Today is the Feast Day of King Wencelaus, a Czech national Saint. But here is an Irish song about him:
Here is an interesting blog article on the real good King Wencelaus (from Adventures in the Czech Republic)
There are many myths and few facts about the original Good King Wenceslas.
Let’s start with the facts. Wenceslas was Vaclav I Duke of Bohemia from 921 – 935 AD. He was born into the house of the Přemyslids, the first rulers of Bohemia, at a time when Christianity was only just beginning to take hold among the Slavs. His grandfather Borivoj was converted by St Cyril and St Methodius (the Apostles to the Slavs) and Wenceslas was brought up a Christian by his father Vratislav. When Vratislav died Wenceslas was only 13 and his care passed to his saintly grandmother Ludmila. But a power struggle ensued over control of the young king and his kingdom between Ludmila and Wenceslas’ mother Drahomira, which resulted in Ludmila’s death by strangulation. In 924 or 925 Wenceslas had his mother exiled and took control of his dukedom.

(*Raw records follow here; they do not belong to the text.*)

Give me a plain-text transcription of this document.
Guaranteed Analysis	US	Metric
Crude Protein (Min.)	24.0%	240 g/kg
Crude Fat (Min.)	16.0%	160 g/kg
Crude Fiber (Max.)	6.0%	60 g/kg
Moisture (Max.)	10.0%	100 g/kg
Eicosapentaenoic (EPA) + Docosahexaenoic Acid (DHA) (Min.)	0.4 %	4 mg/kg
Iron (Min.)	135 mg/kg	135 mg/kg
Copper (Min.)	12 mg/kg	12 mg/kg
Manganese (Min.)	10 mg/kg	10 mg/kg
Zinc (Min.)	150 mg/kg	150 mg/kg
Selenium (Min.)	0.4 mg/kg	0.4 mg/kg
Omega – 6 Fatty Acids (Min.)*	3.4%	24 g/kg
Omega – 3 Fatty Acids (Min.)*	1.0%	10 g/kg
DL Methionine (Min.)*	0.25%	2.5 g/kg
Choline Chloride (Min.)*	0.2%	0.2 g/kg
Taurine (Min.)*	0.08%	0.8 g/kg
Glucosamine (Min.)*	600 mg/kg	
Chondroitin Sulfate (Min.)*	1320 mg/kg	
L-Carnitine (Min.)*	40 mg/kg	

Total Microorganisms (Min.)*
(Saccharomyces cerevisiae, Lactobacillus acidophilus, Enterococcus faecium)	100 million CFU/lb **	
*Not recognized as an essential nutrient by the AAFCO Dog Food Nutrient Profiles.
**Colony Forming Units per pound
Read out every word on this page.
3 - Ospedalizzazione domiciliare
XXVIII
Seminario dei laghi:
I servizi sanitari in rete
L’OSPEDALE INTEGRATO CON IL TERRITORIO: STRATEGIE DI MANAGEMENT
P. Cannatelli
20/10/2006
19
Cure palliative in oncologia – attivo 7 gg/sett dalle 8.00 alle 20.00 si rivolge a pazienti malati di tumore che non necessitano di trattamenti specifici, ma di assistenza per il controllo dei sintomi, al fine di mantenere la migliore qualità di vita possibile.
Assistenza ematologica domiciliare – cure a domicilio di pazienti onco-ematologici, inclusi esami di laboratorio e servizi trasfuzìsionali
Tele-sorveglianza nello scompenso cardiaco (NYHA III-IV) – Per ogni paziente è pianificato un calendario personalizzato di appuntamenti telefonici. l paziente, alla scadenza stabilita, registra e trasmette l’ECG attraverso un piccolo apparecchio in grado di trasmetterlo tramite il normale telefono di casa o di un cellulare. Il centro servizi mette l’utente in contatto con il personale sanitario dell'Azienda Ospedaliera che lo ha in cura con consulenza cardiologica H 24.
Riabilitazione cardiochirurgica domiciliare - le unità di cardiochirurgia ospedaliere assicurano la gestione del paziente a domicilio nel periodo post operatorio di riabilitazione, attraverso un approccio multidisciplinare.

Under his rule Christianity was promoted in Bohemia and the chronicles attribute to Wenceslas great acts of piety. In 929 the army of the Duke of Saxony, Henry the Fowler, attacked Prague and Wenceslas sued for peace and pledged allegiance to the German Duke. This action together with Wenceslas’ support of the Christian church angered many Bohemian nobles who turned to Wenceslas brother Boleslav as an alternative duke. At some point later Boleslav invited Wenceslas to a religious feast and when Wenceslas was on his way to church Boleslav and his allies murdered him
So Wenceslas was actually Vaclav; he wasn’t a king but a duke and we can’t even be sure of the dates – he may have died in 929 or alternatively 935. History is also unclear about his enemies. Was Drahomira a pagan – the chronicles can’t make up their minds. Was Boleslav – well he didn’t exactly stop the growth of christianity after Wenceslas’ death. What we have here is a pretty typical example of realpolitik in the Dark Ages, with the usual fratricide, invading armies, conspiracies and a dose of religion to boot. After which we get the postumous and highly unreliable hagiographic royal biographies.
Now for some of the myths –
- The story of the old man seeking fuel appeared in 1853 – a piece of Victorian whimsy by John Mason Neale. The tune however is older – it’s a medieval spring carol.
- Wenceslas is said to be sleeping with an army of knights under Mount Blanik waiting to ride out to save the Czech nation – though why you would want a leader who failed to defeat the Germans in his lifetime escapes me.
- In an extension to the last myth Wenceslas will take the magical sword of Bruncvik from a stone in Charles Bridge, and with the sword he will defeat the country’s enemies. Myths it seems are the same the world over.
Well there you go – the real Good King Wenceslas stays as illusive as ever.